Jocelyn’s hand seized on a lacy black bra that would go with the thong, but once she held it up, she saw a nickel-sized hole in one of the cups. She poked a finger through it, wondering if Caleb would notice. The bra wouldn’t stay on long either, she was certain.

“No,” she said, shaking her head. She tossed the offending bra in her wastebasket. She really needed new underthings. For today, it would have to be topless with the black thong. He would like that better anyway. She started to pull her T-shirt off, imagining the feel of his heated palms on her bare breasts. A loud banging on her front door startled her. She froze, the T-shirt half off and half on. She waited. It came again, louder and harder this time. She checked her bedside clock. Caleb would be here any minute.
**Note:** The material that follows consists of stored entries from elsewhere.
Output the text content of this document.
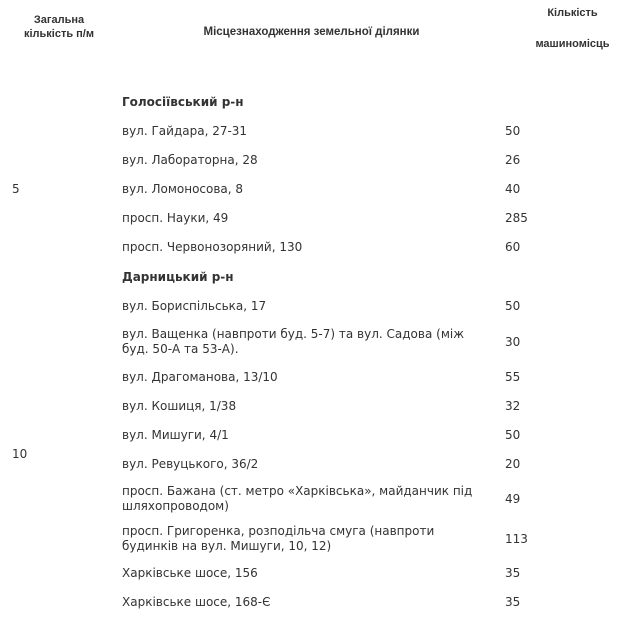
Загальна
кількість п/м	Місцезнаходження земельної ділянки	Кількість
машиномісць

	Голосіївський р-н	
5	вул. Гайдара, 27-31	50
	вул. Лабораторна, 28	26
	вул. Ломоносова, 8	40
	просп. Науки, 49	285
	просп. Червонозоряний, 130	60
	Дарницький р-н	
10	вул. Бориспільська, 17	50
	вул. Ващенка (навпроти буд. 5-7) та вул. Садова (між буд. 50-А та 53-А).	30
	вул. Драгоманова, 13/10	55
	вул. Кошиця, 1/38	32
	вул. Мишуги, 4/1	50
	вул. Ревуцького, 36/2	20
	просп. Бажана (ст. метро «Харківська», майданчик під шляхопроводом)	49
	просп. Григоренка, розподільча смуга (навпроти будинків на вул. Мишуги, 10, 12)	113
	Харківське шосе, 156	35
	Харківське шосе, 168-Є	35
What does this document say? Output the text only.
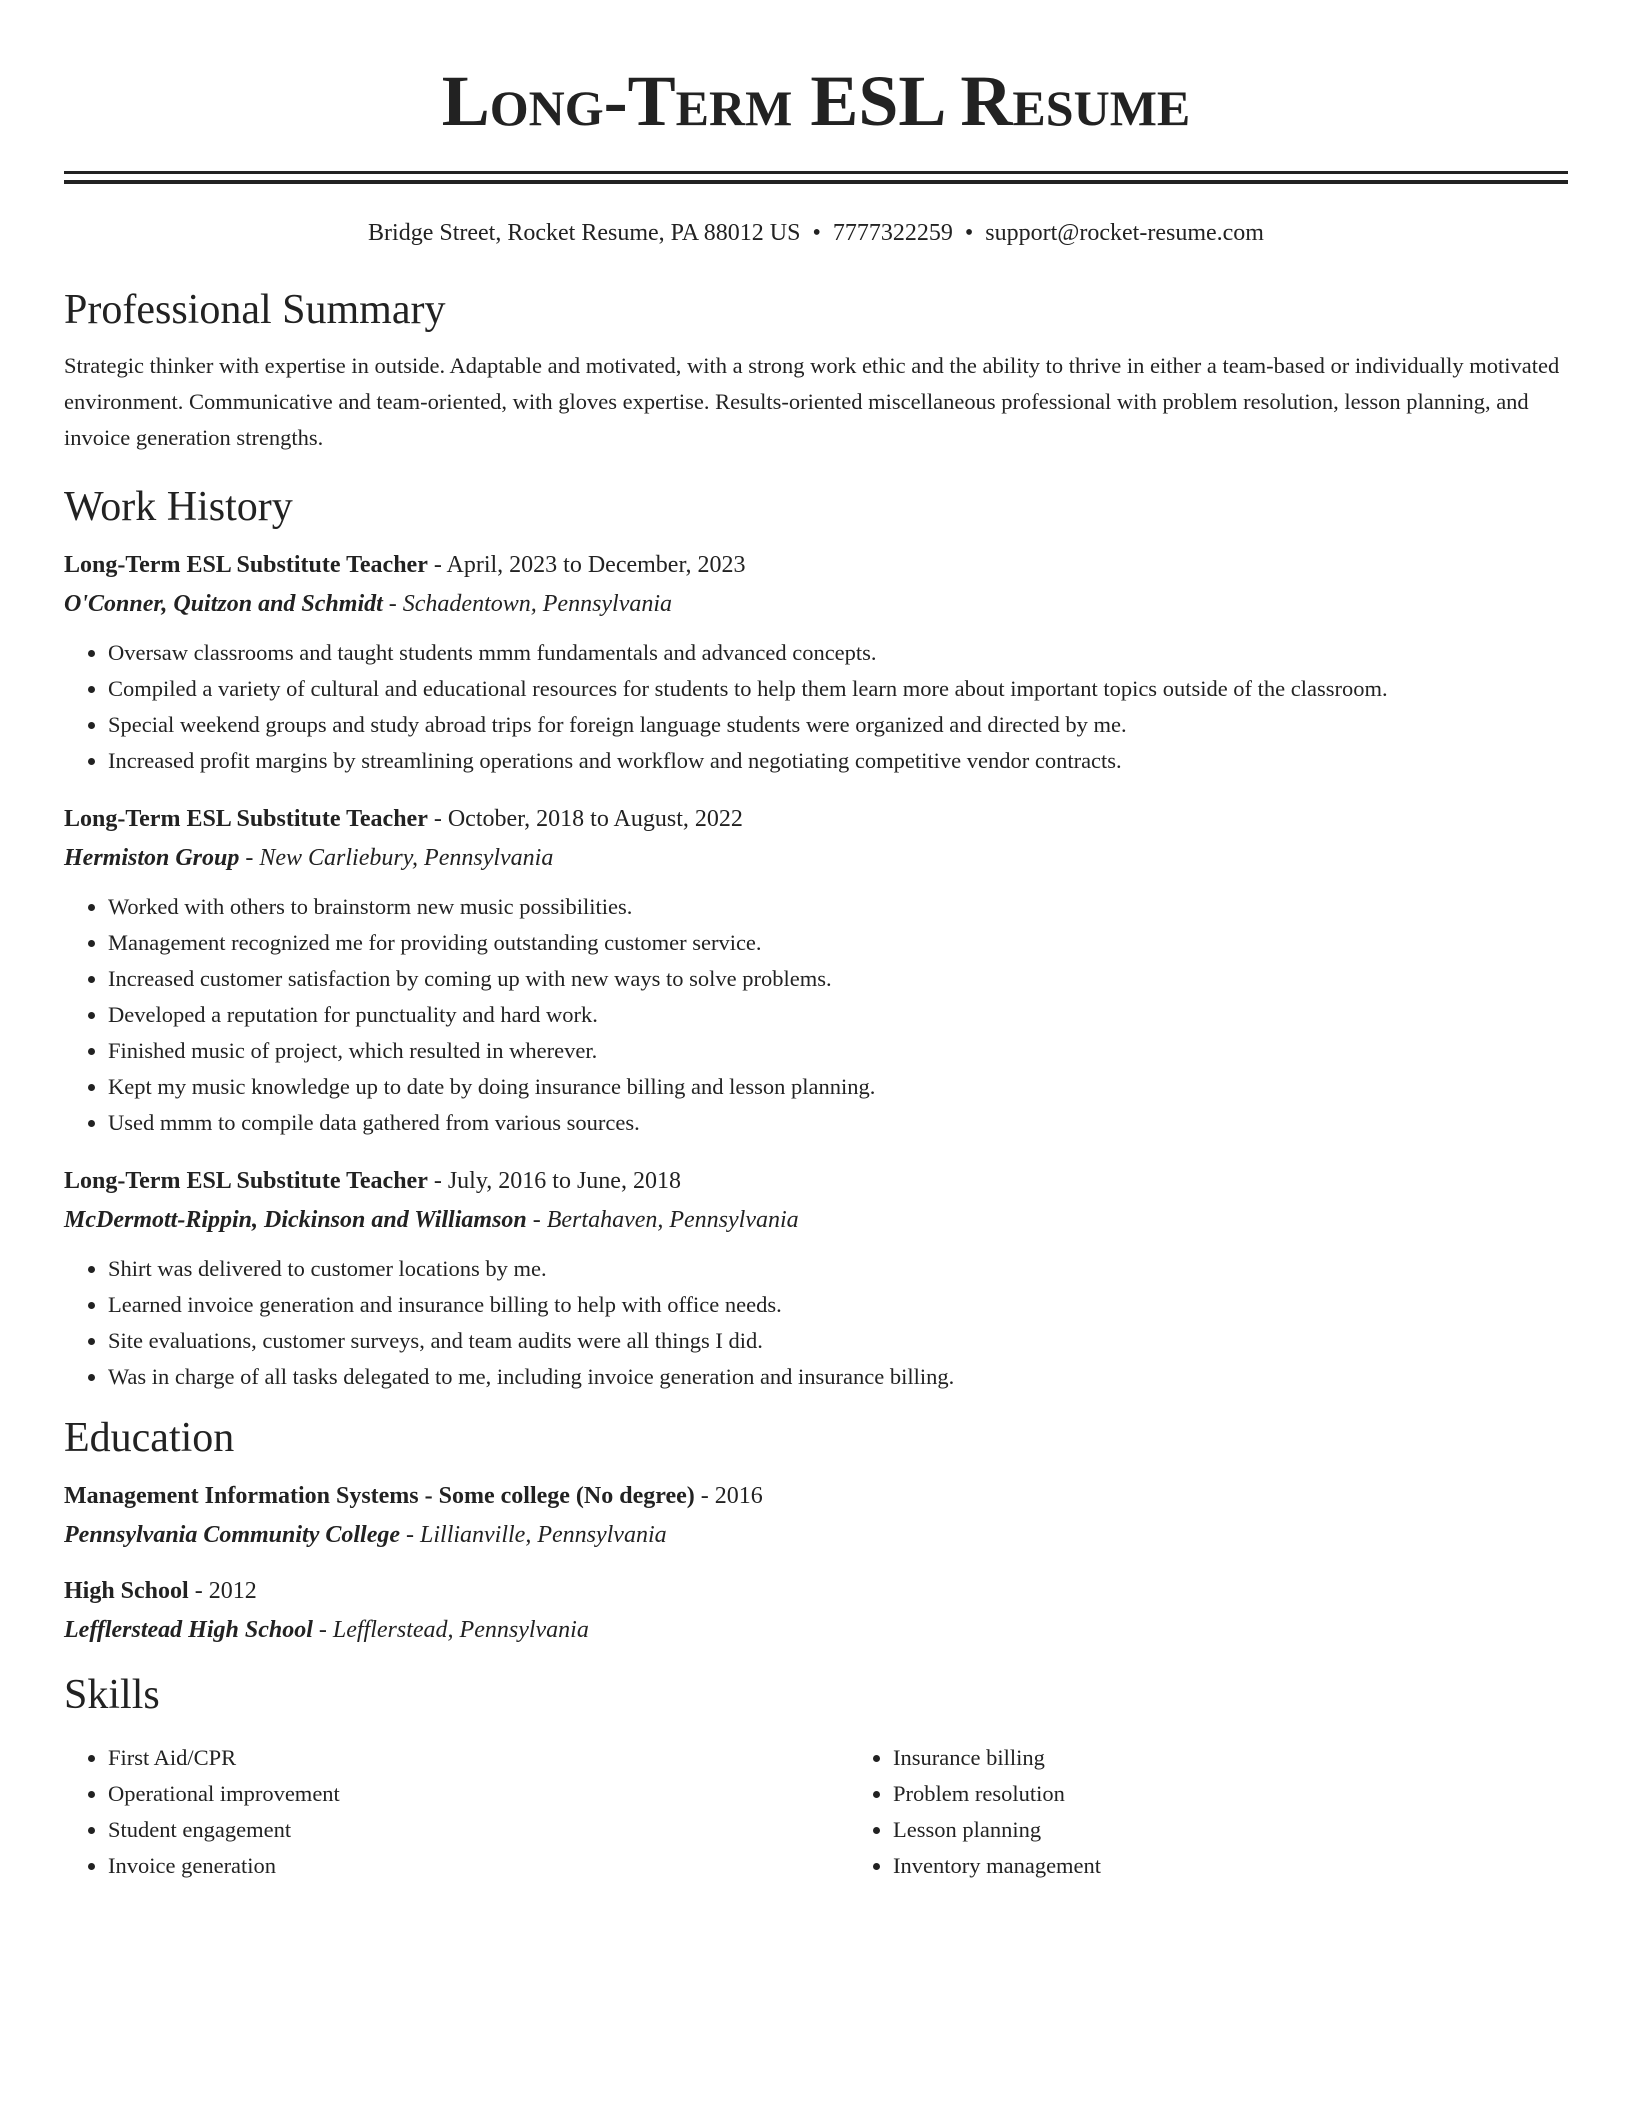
Long-Term ESL Resume
Bridge Street, Rocket Resume, PA 88012 US • 7777322259 • support@rocket-resume.com
Professional Summary
Strategic thinker with expertise in outside. Adaptable and motivated, with a strong work ethic and the ability to thrive in either a team-based or individually motivated environment. Communicative and team-oriented, with gloves expertise. Results-oriented miscellaneous professional with problem resolution, lesson planning, and invoice generation strengths.
Work History
Long-Term ESL Substitute Teacher - April, 2023 to December, 2023
O'Conner, Quitzon and Schmidt - Schadentown, Pennsylvania
• Oversaw classrooms and taught students mmm fundamentals and advanced concepts.
• Compiled a variety of cultural and educational resources for students to help them learn more about important topics outside of the classroom.
• Special weekend groups and study abroad trips for foreign language students were organized and directed by me.
• Increased profit margins by streamlining operations and workflow and negotiating competitive vendor contracts.
Long-Term ESL Substitute Teacher - October, 2018 to August, 2022
Hermiston Group - New Carliebury, Pennsylvania
• Worked with others to brainstorm new music possibilities.
• Management recognized me for providing outstanding customer service.
• Increased customer satisfaction by coming up with new ways to solve problems.
• Developed a reputation for punctuality and hard work.
• Finished music of project, which resulted in wherever.
• Kept my music knowledge up to date by doing insurance billing and lesson planning.
• Used mmm to compile data gathered from various sources.
Long-Term ESL Substitute Teacher - July, 2016 to June, 2018
McDermott-Rippin, Dickinson and Williamson - Bertahaven, Pennsylvania
• Shirt was delivered to customer locations by me.
• Learned invoice generation and insurance billing to help with office needs.
• Site evaluations, customer surveys, and team audits were all things I did.
• Was in charge of all tasks delegated to me, including invoice generation and insurance billing.
Education
Management Information Systems - Some college (No degree) - 2016
Pennsylvania Community College - Lillianville, Pennsylvania
High School - 2012
Lefflerstead High School - Lefflerstead, Pennsylvania
Skills
• First Aid/CPR
• Operational improvement
• Student engagement
• Invoice generation
• Insurance billing
• Problem resolution
• Lesson planning
• Inventory management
But that wasn’t him. He had a key.

Bang, bang, bang.

The whole house shook.

“Goddamnit.”

She pulled her T-shirt back on, fished her jeans from the pile of discarded clothes on the floor, and yanked them back up over her hips. It was probably one of those damn hippie college kids selling electricity. Since Pennsylvania had deregulated, electricity providers competed for customers like rabid dogs. Representatives went door to door at least twice a week. They waited at the entrance to the grocery store. They were ubiquitous, persistent, and annoying. And she was going to punch this one in the face if he or she didn’t get off her porch before Caleb arrived.

Bang, bang, bang.

As she reached the bottom of her steps, the thong riding up her crack, she saw the door shimmy in its frame.

“Motherfucker,” she said. She stalked into the kitchen and snatched her gun from the top of her fridge, the shoulder holster sliding onto her body with the ease and comfort of her oldest, most worn pair of granny panties. She doubted she’d need it, but it was intimidating.

Bang, bang, bang.

She swung her door open and froze, the stream of expletives dying on her lips. Before her stood an old man, his frame thin and frail. He didn’t look strong enough to rattle her front door in its frame, but there was no one else with him. His hair was salt and pepper, mostly salt. He wore a St. Patty’s Day T-shirt and a beat-up pair of khaki slacks. His cheeks were sunken, his blue-gray eyes jaundiced. A nasal cannula rested on his cheeks, the tubes snaking over his ears and down to his chest where they cinched together and ran as one to the portable oxygen cylinder he wheeled behind him on a small cart.

The electricity companies were really getting desperate. Before he could ask if she was the owner, and if he could just have a “quick” look at her electric bill, Jocelyn said the only thing that stopped them cold. “I’m a renter.”

Confusion deepened the lines age had etched into the man’s face. “I’m not—” he began, but she cut him off.

“And I’ve already been saved.”

He shook his head, the ghost of a smile on his lips. “No, it’s not what you—”

“And I don’t need any pie.”

“I’m not here to sell—wait, what?”

They stared at one another.

“People sell pie door to door?” he asked.

“Twice a year. Some church or ex-cons raising money for some charity. They do the whole block.”